Friday, July 4, 2014

Catholic and Magnanimous

Why this name for this blog?

The English word 'Catholic' comes from the Greek word katholikos (written in Latin letters), which itself comes from two Greek words (a preposition and an adjective): kata-holos.  It literally means "according to the whole."  In other words, one's disposition and orientation is opened to the whole, the entirety, the totality...everything...and everyone.  The typical definitional meaning in English is 'universal'.  But, parsing the word opens up the richness and depth of this most 'catholic' of words.

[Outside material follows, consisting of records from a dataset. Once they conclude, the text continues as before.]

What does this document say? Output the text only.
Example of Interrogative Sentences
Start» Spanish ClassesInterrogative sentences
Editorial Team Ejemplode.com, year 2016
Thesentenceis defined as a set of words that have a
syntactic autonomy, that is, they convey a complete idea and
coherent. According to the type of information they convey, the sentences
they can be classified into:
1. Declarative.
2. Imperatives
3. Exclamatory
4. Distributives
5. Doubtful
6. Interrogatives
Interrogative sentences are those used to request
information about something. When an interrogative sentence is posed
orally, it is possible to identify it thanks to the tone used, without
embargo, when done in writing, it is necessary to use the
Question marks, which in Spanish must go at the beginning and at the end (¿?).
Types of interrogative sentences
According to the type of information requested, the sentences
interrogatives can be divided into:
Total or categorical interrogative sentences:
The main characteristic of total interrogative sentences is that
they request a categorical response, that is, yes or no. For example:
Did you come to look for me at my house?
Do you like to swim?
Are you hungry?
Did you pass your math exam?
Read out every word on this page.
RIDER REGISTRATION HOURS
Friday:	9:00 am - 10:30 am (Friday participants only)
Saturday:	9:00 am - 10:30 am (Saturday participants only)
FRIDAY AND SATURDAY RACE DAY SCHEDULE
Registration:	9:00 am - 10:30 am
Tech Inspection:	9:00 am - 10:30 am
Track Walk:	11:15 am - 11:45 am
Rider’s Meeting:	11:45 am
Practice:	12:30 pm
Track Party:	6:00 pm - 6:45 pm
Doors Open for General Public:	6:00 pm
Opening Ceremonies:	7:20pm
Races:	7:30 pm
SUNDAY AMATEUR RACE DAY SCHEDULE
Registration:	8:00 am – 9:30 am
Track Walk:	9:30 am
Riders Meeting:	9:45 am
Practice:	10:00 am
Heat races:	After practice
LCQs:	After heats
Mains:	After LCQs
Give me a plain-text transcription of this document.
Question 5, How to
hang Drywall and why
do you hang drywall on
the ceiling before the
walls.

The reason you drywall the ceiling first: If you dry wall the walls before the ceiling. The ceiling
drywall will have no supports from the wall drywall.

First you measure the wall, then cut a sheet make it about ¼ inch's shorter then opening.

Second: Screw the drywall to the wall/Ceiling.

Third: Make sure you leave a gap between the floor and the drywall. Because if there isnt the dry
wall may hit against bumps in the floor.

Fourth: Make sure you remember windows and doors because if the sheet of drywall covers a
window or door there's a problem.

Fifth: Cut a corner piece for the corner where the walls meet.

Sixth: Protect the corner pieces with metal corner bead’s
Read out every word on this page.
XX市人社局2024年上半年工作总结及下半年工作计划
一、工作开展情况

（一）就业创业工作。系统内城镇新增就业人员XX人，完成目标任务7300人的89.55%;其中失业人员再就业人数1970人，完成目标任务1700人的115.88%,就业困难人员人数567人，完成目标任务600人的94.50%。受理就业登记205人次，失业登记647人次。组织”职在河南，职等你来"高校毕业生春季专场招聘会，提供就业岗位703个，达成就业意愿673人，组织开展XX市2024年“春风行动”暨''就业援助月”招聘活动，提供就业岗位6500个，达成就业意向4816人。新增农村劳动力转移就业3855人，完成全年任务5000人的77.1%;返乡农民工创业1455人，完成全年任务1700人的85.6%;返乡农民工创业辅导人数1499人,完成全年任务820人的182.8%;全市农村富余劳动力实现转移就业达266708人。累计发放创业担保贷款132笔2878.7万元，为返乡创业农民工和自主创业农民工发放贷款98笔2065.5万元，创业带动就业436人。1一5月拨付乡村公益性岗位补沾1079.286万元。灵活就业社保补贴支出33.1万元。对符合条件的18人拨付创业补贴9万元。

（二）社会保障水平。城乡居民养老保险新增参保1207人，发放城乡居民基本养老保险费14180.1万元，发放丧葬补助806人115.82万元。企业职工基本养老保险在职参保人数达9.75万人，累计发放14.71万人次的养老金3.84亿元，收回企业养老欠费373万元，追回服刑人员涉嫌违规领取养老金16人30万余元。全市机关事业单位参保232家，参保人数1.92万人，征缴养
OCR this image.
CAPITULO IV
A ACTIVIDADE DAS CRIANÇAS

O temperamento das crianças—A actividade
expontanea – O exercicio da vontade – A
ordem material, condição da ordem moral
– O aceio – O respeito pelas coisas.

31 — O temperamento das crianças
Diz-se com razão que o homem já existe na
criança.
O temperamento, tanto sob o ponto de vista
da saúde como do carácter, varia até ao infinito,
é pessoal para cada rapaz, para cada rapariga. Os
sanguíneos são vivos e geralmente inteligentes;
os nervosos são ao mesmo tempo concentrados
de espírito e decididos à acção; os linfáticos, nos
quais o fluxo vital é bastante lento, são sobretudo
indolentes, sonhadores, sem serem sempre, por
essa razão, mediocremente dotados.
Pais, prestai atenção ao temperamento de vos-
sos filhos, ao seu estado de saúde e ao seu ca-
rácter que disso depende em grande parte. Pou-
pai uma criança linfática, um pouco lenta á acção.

The English word 'Magnanimous' comes from the Latin word magnanimus, which itself comes from two Latin words (an adjective and a noun): magna-anima.  It literally means "large soul/mind."  One has an all-embracing, all-encompassing, wide embrace of everything and everyone.  The typical definitional meaning in English is 'greatly generous' and 'refusing to be petty and small-minded' which is what its antithesis pusillanimous means--literally, a "small soul."

These two words are sisters.  If one is truly catholic (oriented to the whole), one is truly magnanimous (a large soul).  And vice versa.  If one is truly magnanimous (a large soul), one is truly catholic (oriented to the whole).

And such is God.  There is no pusillanimity (small soul-ness, driven by fearfulness) in God.  You and I are made in the image and likeness of God, who is magnanimous and catholic (notice the small "c").  Yet, many times we want to make God in our image and likeness, which is anything but magnanimous and catholic.  Often we operate only out of our own pusillanimity, small-mindedness, hard-heartedness, pettiness, resentfulness, anger and fear...and say that God is the same.  What we have made is not God, but an idol that must be smashed and crushed.

I write this blog to begin a conversation with fellow Catholics, Christians and others of good will in order to offer a challenge and an invitation.  The challenge is to not live from the pusilla anima (the small, narrow, confined soul) anymore.  The invitation is to live from the magna anima (the large, big, wide, expansive, embracing soul), the One in whose image and likeness you and I have been made.